The state-enforced ideology of the Kim dynasty is called "Juche," a blend of Marxism and ultra-nationalism with a focus on self-reliance of the state.

"One of their main goals is the continuation of their Juche policy," Varriale said.

Kim Jong Un appears to rule the country with an iron fist, clamping down on every aspect of public life and overseeing a regime that is accused of being the world's worst human rights abuser.

But he enjoys less unfettered devotion from the public than his father, Kim Jong Il, or his grandfather, according to Nilsson-Wright at Chatham House.

"So by promising to keep the country safe, and then developing these weapons, he is trying to demonstrate he can deliver on his promises," he said.

http://www.nbcnews.com/news/world/north ... nt-n779636
fountainhall

Re: What happened to North Korea?

Post by fountainhall »

NBC wrote: LONDON —If, in seeking self-preservation through a nuclear deterrent, North Korea ended up provoking a bullish White House into toppling its regime, its actions might look less wise.

But some experts, such as Nilsson-Wright, believe that "North Korea has called Trump's bluff."

He believes that, after the U.S. weighs the heavy casualties that would result, war is unlikely.

"I would be surprised if Trump is really thinking about military action," he said. "His advisers will be telling him that a conflict would wreak havoc across the peninsula."

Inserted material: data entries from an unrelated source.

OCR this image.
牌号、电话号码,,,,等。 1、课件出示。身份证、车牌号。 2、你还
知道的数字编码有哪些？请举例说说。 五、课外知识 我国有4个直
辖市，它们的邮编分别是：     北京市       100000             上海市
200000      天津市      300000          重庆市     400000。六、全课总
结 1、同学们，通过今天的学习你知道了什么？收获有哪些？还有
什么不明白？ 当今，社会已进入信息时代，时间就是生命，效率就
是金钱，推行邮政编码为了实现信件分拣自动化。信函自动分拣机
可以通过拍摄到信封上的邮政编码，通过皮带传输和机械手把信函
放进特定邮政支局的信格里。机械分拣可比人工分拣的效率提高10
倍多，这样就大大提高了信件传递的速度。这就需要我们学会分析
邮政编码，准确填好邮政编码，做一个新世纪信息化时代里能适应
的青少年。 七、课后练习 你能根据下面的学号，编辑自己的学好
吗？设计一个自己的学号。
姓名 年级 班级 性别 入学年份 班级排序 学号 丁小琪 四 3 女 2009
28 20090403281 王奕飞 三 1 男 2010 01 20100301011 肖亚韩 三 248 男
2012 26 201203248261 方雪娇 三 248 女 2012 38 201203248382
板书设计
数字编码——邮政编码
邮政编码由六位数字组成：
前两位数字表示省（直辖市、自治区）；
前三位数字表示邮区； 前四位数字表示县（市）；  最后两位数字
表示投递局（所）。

North Korea, he added, has "probably handled things in a way that's not so much a miscalculation but a calculated cost-and-benefit analysis."
I for one agree with this analysis. Kim 3 is after self-preservation. He sees that with a nuke or two he's more likely to guarantee that than without one. Kim looks like an idiot and behaves rather like one. But he's probably more a cool, calculating monster. He wants a deterrent as an assurance that his hermit kingdom is going to survive with hm at the top.
firecat69

Re: What happened to North Korea?

Post by firecat69 »

Here is an interesting read which we all should remember S Korea should have the most to say in this argument. Plus anyone who would make the argument that N Korea has not been to War in 60 years , thus not much to worry about should revisit the statistics of the number of people killed in the Korean War. I have no doubt they have a military force that would overrun S Korea and kill millions in a matter of days. Dopes like Pence who give speeches about the paltry 30,000 troops we have , needs to realize they are a symbol only and would be dead in 24 hours of the start of a new non nuclear war.

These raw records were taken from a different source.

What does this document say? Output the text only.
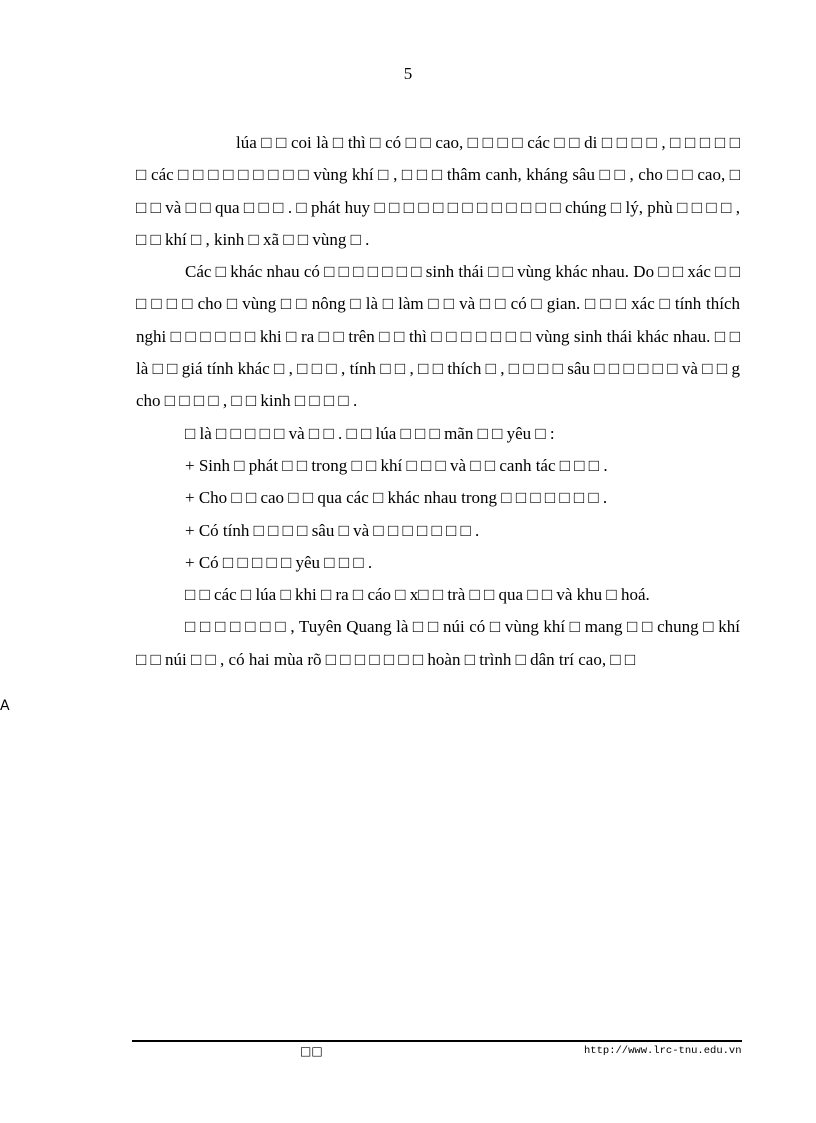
5

lúa □ □ coi là □ thì □ có □ □ cao, □ □ □ □ các □ □ di □ □ □ □ , □ □ □ □ □ □ các □ □ □ □ □ □ □ □ □ vùng khí □ , □ □ □ thâm canh, kháng sâu □ □ , cho □ □ cao, □ □ □ và □ □ qua □ □ □ . □ phát huy □ □ □ □ □ □ □ □ □ □ □ □ □ chúng □ lý, phù □ □ □ □ , □ □ khí □ , kinh □ xã □ □ vùng □ .

Các □ khác nhau có □ □ □ □ □ □ □ sinh thái □ □ vùng khác nhau. Do □ □ xác □ □ □ □ □ □ cho □ vùng □ □ nông □ là □ làm □ □ và □ □ có □ gian. □ □ □ xác □ tính thích nghi □ □ □ □ □ □ khi □ ra □ □ trên □ □ thì □ □ □ □ □ □ □ vùng sinh thái khác nhau. □ □ là □ □ giá tính khác □ , □ □ □ , tính □ □ , □ □ thích □ , □ □ □ □ sâu □ □ □ □ □ □ và □ □ g cho □ □ □ □ , □ □ kinh □ □ □ □ .

□ là □ □ □ □ □ và □ □ . □ □ lúa □ □ □ mãn □ □ yêu □ :

+ Sinh □ phát □ □ trong □ □ khí □ □ □ và □ □ canh tác □ □ □ .

+ Cho □ □ cao □ □ qua các □ khác nhau trong □ □ □ □ □ □ □ .

+ Có tính □ □ □ □ sâu □ và □ □ □ □ □ □ □ .

+ Có □ □ □ □ □ yêu □ □ □ .

□ □ các □ lúa □ khi □ ra □ cáo □ x□ □ trà □ □ qua □ □ và khu □ hoá.

□ □ □ □ □ □ □ , Tuyên Quang là □ □ núi có □ vùng khí □ mang □ □ chung □ khí □ □ núi □ □ , có hai mùa rõ □ □ □ □ □ □ □ hoàn □ trình □ dân trí cao, □ □

A
□□	http://www.lrc-tnu.edu.vn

http://www.pbs.org/newshour/rundown/ana ... ous-peace/
Jun

Re: What happened to North Korea?

Post by Jun »

fountainhall wrote:Kim 3 is after self-preservation. He sees that with a nuke or two he's more likely to guarantee that than without one. Kim looks like an idiot and behaves rather like one. But he's probably more a cool, calculating monster. He wants a deterrent as an assurance that his hermit kingdom is going to survive with hm at the top.
Timing missile tests for maximum provocation and making all sorts of threats makes no sense to me.
It would be much more sensible to say it's all for self defence & there will be no first use. Quietly test the odd missile when the US is occupied on some other issue.
fountainhall

Re: What happened to North Korea?

Post by fountainhall »

Jun wrote:Timing missile tests for maximum provocation and making all sorts of threats makes no sense to me.
It would be much more sensible to say it's all for self defence & there will be no first use. Quietly test the odd missile when the US is occupied on some other issue.
I believe it makes total sense. No point in making threats unless the USA and the world are perfectly well aware of what that threat is. Kim knows the USA is not going to use force - yet! So for the time being he can rattle his sabres at will. It enhances his bargaining power.